I'm sure the documentation will improve as the product matures, but right now much is left to the imagination.

Could you perhaps go in to more detail on the differences between the two?

[1] https://www.envoyproxy.io/

2 comments

Like Linkerd, Envoy is a proxy that can be used used to build a service mesh. Conduit is a service mesh that includes a proxy.

So, yes, Conduit uses something that competes with Envoy ;) But I would not say that Conduit and Envoy are equivalent things.

A service mesh needs a data plane (e.g. Envoy) and a control plane (e.g. Istio). Conduit has both in one product.
Istio runs on Envoy; I'm not sure how Conduit is different from Istio.

https://istio.io/docs/concepts/traffic-management/load-balan...

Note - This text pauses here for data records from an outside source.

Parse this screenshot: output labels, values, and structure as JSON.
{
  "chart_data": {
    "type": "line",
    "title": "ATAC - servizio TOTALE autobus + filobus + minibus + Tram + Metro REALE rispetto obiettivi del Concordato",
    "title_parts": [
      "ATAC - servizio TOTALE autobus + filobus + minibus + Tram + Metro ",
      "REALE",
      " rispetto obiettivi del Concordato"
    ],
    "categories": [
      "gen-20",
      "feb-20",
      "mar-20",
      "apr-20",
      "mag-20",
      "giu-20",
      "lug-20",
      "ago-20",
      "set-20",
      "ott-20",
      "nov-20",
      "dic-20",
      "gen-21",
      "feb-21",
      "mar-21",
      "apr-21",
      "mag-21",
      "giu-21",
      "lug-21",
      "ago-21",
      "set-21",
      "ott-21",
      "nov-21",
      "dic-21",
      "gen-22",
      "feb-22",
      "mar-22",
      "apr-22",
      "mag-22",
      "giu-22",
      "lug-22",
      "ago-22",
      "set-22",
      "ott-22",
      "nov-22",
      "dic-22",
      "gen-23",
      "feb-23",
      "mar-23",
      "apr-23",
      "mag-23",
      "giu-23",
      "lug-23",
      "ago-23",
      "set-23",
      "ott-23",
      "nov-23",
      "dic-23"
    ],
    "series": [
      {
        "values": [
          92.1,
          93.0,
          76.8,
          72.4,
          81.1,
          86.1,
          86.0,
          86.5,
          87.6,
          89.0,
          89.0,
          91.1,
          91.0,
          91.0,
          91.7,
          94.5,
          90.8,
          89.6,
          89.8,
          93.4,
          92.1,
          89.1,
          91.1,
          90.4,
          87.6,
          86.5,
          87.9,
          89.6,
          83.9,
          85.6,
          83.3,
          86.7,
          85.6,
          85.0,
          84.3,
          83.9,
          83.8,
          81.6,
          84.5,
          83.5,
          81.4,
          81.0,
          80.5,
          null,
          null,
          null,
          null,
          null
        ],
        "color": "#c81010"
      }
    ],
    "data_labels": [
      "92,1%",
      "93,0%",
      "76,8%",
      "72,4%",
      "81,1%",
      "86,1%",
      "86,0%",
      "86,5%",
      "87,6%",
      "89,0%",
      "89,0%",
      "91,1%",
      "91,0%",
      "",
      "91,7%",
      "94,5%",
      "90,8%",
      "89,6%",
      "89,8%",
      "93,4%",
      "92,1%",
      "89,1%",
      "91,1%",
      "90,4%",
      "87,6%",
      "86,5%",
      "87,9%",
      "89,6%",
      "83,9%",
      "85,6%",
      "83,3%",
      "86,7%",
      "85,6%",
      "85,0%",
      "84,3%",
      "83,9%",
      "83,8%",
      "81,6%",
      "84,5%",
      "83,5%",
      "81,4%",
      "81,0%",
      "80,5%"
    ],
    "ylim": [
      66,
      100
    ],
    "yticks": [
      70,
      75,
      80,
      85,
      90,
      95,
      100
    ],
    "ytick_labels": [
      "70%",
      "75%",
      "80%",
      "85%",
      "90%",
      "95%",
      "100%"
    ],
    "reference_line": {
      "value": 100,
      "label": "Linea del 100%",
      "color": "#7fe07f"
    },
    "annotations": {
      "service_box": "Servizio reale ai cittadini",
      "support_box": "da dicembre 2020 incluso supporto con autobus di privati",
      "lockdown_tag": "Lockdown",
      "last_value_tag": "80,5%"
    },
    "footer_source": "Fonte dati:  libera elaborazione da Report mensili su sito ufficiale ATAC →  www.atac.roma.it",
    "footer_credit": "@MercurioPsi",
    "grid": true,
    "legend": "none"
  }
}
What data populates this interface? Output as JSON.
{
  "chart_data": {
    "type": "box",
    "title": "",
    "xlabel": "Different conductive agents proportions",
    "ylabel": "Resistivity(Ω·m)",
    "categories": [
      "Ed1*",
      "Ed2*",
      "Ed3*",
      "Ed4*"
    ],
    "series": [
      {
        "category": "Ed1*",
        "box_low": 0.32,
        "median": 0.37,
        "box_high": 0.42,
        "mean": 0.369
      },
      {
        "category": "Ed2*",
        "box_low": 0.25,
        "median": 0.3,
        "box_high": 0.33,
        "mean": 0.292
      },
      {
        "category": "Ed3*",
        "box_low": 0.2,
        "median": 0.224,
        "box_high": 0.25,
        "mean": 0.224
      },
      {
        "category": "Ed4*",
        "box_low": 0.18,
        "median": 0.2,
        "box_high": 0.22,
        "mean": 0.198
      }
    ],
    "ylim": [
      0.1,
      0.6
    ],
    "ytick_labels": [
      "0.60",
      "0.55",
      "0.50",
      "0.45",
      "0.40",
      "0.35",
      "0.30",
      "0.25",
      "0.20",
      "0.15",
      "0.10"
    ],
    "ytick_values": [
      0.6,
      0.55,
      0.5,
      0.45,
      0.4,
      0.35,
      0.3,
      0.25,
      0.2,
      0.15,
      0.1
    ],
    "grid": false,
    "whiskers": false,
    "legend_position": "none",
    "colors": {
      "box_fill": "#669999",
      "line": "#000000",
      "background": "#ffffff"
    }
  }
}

But how is Conduit better than the combined products? Doing two things poorly is worse than doing one thing well. (I'm not suggesting that Conduit does anything poorly, but it's not clear how it's superior in any way to any competing implementation.)
What they are presumably going for is ease of use, Istio uses a pluggable service mesh with Envoy being the most common one, and Linkerd being one of the alternatives.

I'm guessing they think Conduit can bring value by being an intergated solution out of the box, and I'm excited to see if they can deliver on that.

It’s more of a competitor to Istio, which uses Envoy to proxy traffic.